Na última terça-feira, dia 17 de maio, foi realizada em Brasília a "Audiência Pública de Luta Contra a Endometriose", na Câmara Legislativa do Distrito Federal. Promovida pelo deputado Cláudio Abrantes (REDE/DF), o evento contou com médicos especialistas na área (ginecologistas e proctologistas), e com a doutora Marta de Betania, médica ginecologista representante da Secretaria de Saúde do Distrito Federal.
O deputado Cláudio Abrantes abriu a audiência destacando
o objetivo do encontro: discutir os aspectos de saúde pública, sociais, e
econômicos relacionados à endometriose. Em seguida, cada um dos nove médicos
falou durante 10 minutos sobre a doença. O doutor Alysson Zanatta, Professor de
Ginecologia da Universidade de Brasília, destacou três objetivos para que se
possa vencer a endometriose:
- a disponibilidade de recursos humanos materiais
(medicamentos, máquinas de ultrassonografia e ressonância magnética pélvica,
equipamentos modernos de videolaparoscopia) em centros de referências;
- o
correto diagnóstico da doença e de forma precoce;
- e o mais importante, a
capacitação médica.
Doutor Alysson ressaltou o enorme desafio de falarmos de
uma doença onde muitas vezes nem a identificamos, mesmo durante cirurgias, ou
que, quando identificada, não é tratada adequadamente por capacitação técnica
insuficiente. Comentou ainda a falta de avanços reais no entendimento das
causas reais da endometriose, destacando que a teoria da menstruação retrógrada
jamais foi provada cientificamente, e que tratamentos e recomendações baseados
nessa teoria não curam a doença.
A doutora Marta de Betania destacou a vontade do poder
público em discutir a endometriose e promover ações concretas de combate à
doença. Porém, comentou sobre a falta de médicos ginecologistas na rede
pública, hoje estimada em 220 profissionais no Distrito Federal.
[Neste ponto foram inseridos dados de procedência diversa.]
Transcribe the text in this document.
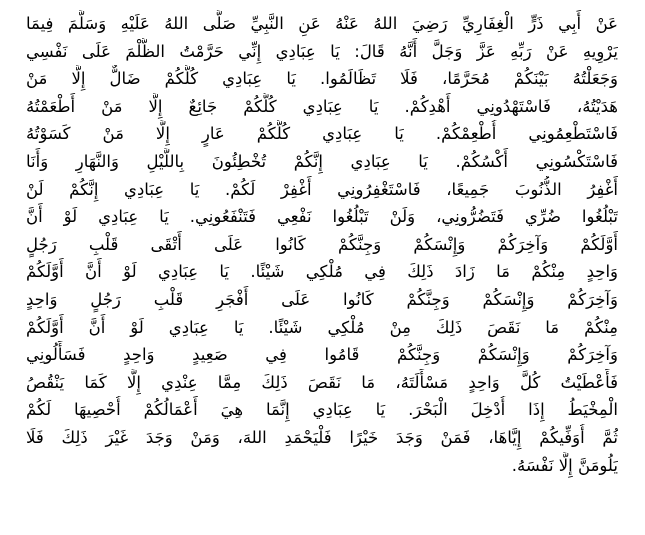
عَنْ أَبِي ذَرٍّ الْغِفَارِيِّ رَضِيَ اللهُ عَنْهُ عَنِ النَّبِيِّ صَلَّى اللهُ عَلَيْهِ وَسَلَّمَ فِيمَا
يَرْوِيهِ عَنْ رَبِّهِ عَزَّ وَجَلَّ أَنَّهُ قَالَ: يَا عِبَادِي إِنِّي حَرَّمْتُ الظُّلْمَ عَلَى نَفْسِي
وَجَعَلْتُهُ بَيْنَكُمْ مُحَرَّمًا، فَلَا تَظَالَمُوا. يَا عِبَادِي كُلُّكُمْ ضَالٌّ إِلَّا مَنْ
هَدَيْتُهُ، فَاسْتَهْدُونِي أَهْدِكُمْ. يَا عِبَادِي كُلُّكُمْ جَائِعٌ إِلَّا مَنْ أَطْعَمْتُهُ
فَاسْتَطْعِمُونِي أُطْعِمْكُمْ. يَا عِبَادِي كُلُّكُمْ عَارٍ إِلَّا مَنْ كَسَوْتُهُ
فَاسْتَكْسُونِي أَكْسُكُمْ. يَا عِبَادِي إِنَّكُمْ تُخْطِئُونَ بِاللَّيْلِ وَالنَّهَارِ وَأَنَا
أَغْفِرُ الذُّنُوبَ جَمِيعًا، فَاسْتَغْفِرُونِي أَغْفِرْ لَكُمْ. يَا عِبَادِي إِنَّكُمْ لَنْ
تَبْلُغُوا ضُرِّي فَتَضُرُّونِي، وَلَنْ تَبْلُغُوا نَفْعِي فَتَنْفَعُونِي. يَا عِبَادِي لَوْ أَنَّ
أَوَّلَكُمْ وَآخِرَكُمْ وَإِنْسَكُمْ وَجِنَّكُمْ كَانُوا عَلَى أَتْقَى قَلْبِ رَجُلٍ
وَاحِدٍ مِنْكُمْ مَا زَادَ ذَلِكَ فِي مُلْكِي شَيْئًا. يَا عِبَادِي لَوْ أَنَّ أَوَّلَكُمْ
وَآخِرَكُمْ وَإِنْسَكُمْ وَجِنَّكُمْ كَانُوا عَلَى أَفْجَرِ قَلْبِ رَجُلٍ وَاحِدٍ
مِنْكُمْ مَا نَقَصَ ذَلِكَ مِنْ مُلْكِي شَيْئًا. يَا عِبَادِي لَوْ أَنَّ أَوَّلَكُمْ
وَآخِرَكُمْ وَإِنْسَكُمْ وَجِنَّكُمْ قَامُوا فِي صَعِيدٍ وَاحِدٍ فَسَأَلُونِي
فَأَعْطَيْتُ كُلَّ وَاحِدٍ مَسْأَلَتَهُ، مَا نَقَصَ ذَلِكَ مِمَّا عِنْدِي إِلَّا كَمَا يَنْقُصُ
الْمِخْيَطُ إِذَا أُدْخِلَ الْبَحْرَ. يَا عِبَادِي إِنَّمَا هِيَ أَعْمَالُكُمْ أُحْصِيهَا لَكُمْ
ثُمَّ أُوَفِّيكُمْ إِيَّاهَا، فَمَنْ وَجَدَ خَيْرًا فَلْيَحْمَدِ اللهَ، وَمَنْ وَجَدَ غَيْرَ ذَلِكَ فَلَا
يَلُومَنَّ إِلَّا نَفْسَهُ.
Ao encerramento, o deputado Cláudio Abrantes sugeriu a
criação de uma Frente Parlamentar sobre a Endometriose. Destacou que essa não
seria mais uma Frente apenas uma Frente “no papel”, mas que ela deveria
promover ações concretas. Entre elas, o projeto de criação de um centro de
referência em endometriose para atendimentos às portadoras do Distrito Federal.
O evento foi encerrado com um sentimento de mobilização
e de desejo de união de forças no combate à endometriose, sentimento para o qual
torcemos que se materialize em uma melhor assistência às mulheres portadoras da
doença. Vamos torcer para que realmente a "Frente" não fique apenas no papel e para que a vontade do poder público seja "de verdade" para que as mais de 10 milhões de portadoras brasileiras, em especial, as do Distrito Federal e de estados vizinhos, sejam beneficiadas não só com o diagnóstico precoce da doença, mas com o correto diagnóstico e tratamento da endometriose. Repito: que o governo federal olhe para as mais de 10 milhões de endomulheres brasileiras. Precisamos ser enxergadas, vistas, cuidadas, nossos governantes precisam saber que nós existimos e que somos muitas. Com fé e muita perseverança chegaremos lá. Beijo carinhoso!